Cerita pewayangan dalam film diselipkan sedikit-sedikit. Contohnya, dalam dialog Mbak Wid saat meramal Bhisma. Mbak Wid berkata bahwa Bhisma petarung Arjuna dan hanya dirinya sendirilah yang bisa menentukan atau menjadikan kematiannya. Di Novel, Seno menceritakan bisa dalam satu bab hanya tentang pewayangan karena memang sejatinya Beliau seorang penulis. Latar belakangnya juga sebagai Magister Ilmu Filsafat Universitas Indonesia dan Doktor Ilmu Sastra Universitas Indonesia membuat dirinya mengarang novel dengan menambah-nambahkan analogi kehidupan dengan budaya dan sastra dari filsafat kehidupan pewayangan. Berikut beberapa bab Seno karang hanya mengenai pewayangan. Bab 10, Drupadi, Puteri Pancala, bab 16, Bisma yang memilih saat kematiannya sendiri, dan bab 21, Senja di tepi Sungai. Di film, Sekar Ayu menjadikan Rinjani sebagai tokoh utama, sehingga sudut pandang diambil dari tokoh Rinjani. Seno untuk novelnya, menjadikan Dewa sebagai tokoh utama, sehingga sudut pandang dari tokoh Dewa.

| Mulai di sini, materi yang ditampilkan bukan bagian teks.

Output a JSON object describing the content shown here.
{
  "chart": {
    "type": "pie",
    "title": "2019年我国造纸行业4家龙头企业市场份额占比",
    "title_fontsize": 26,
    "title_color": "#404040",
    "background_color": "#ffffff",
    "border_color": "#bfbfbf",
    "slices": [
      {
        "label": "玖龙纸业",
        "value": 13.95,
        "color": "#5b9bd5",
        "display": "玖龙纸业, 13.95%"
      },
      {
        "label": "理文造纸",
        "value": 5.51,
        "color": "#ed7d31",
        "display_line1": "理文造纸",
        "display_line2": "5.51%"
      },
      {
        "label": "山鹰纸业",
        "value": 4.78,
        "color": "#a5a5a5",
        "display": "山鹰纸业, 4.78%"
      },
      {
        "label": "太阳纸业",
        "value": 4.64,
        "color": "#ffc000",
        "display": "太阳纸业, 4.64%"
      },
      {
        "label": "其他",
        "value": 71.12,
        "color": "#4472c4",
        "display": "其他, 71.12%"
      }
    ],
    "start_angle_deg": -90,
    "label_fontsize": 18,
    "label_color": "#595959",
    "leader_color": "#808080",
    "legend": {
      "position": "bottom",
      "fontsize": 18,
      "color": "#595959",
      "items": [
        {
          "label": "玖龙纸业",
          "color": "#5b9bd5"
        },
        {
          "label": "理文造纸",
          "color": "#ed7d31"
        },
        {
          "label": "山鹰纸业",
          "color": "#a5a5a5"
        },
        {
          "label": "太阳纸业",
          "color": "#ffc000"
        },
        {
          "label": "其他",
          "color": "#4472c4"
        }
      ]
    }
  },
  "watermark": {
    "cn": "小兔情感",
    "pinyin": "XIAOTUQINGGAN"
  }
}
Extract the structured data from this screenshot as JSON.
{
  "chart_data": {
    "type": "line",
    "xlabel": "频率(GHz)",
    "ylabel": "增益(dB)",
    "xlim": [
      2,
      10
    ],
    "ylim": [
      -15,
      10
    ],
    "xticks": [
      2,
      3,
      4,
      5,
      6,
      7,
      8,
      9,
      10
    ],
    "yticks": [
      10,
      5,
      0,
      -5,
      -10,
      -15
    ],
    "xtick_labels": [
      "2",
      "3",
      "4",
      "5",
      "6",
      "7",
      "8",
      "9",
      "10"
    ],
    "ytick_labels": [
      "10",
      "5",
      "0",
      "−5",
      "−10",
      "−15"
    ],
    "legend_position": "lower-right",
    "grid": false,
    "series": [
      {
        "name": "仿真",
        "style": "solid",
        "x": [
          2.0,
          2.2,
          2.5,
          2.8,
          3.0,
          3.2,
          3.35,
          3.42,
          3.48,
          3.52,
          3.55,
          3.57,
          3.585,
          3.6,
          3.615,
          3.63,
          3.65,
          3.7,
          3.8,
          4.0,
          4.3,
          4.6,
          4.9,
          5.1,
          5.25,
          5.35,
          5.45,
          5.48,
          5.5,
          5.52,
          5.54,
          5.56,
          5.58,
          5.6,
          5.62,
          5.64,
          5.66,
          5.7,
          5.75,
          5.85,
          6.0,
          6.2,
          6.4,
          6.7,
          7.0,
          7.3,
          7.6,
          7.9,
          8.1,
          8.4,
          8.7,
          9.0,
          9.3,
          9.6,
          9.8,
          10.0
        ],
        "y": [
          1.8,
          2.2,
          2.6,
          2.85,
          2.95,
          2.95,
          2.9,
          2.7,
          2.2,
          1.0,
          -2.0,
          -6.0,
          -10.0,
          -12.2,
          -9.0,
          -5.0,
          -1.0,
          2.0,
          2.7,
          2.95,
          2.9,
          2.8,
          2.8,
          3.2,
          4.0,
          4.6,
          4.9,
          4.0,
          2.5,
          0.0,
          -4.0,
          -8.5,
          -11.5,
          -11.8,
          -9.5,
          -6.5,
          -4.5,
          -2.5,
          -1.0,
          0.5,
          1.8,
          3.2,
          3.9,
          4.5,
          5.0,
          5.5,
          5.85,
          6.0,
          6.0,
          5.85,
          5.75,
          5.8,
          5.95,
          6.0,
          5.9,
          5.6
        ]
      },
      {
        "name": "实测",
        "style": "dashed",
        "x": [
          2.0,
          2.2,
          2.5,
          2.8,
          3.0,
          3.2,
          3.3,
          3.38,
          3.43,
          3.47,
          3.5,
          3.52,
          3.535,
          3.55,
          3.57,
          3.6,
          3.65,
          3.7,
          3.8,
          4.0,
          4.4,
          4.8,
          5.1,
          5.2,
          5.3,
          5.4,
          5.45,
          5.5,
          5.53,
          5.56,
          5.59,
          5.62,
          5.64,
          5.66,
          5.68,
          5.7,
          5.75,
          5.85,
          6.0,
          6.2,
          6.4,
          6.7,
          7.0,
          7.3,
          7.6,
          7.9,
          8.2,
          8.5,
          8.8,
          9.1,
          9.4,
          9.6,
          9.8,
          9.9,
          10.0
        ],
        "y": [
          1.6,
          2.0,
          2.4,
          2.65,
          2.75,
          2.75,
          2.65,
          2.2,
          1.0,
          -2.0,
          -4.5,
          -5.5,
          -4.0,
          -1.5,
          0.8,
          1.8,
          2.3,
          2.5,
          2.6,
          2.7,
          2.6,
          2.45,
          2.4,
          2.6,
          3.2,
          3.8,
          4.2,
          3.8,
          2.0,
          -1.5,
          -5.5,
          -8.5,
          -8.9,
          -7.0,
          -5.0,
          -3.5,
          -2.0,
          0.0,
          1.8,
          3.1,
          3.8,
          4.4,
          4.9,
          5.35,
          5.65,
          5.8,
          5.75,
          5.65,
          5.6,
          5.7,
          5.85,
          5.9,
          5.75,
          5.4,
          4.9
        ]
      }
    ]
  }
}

Hal tersebut disebabkan dalam film, tokoh Dewa yang menderita kecacatan menjadikan Dewa tokoh yang pasif tidak mungkin untuk berperan penuh dalam tiap-tiap adegan (berakting). Tidak seperti tokoh Rinjani yang normal atau aktif memungkinkan untuk berperan penuh dalam tiap-tiap gerakan adegan. Karena dalam novel hanya berupa bahasa tulisan, tidak ada adegan yang aktif diperankan oleh tiap-tiap tokoh, Dewa dijadikan sebagai tokoh utama oleh Seno dan disoroti menjadi sudut pandang untuk novelnya.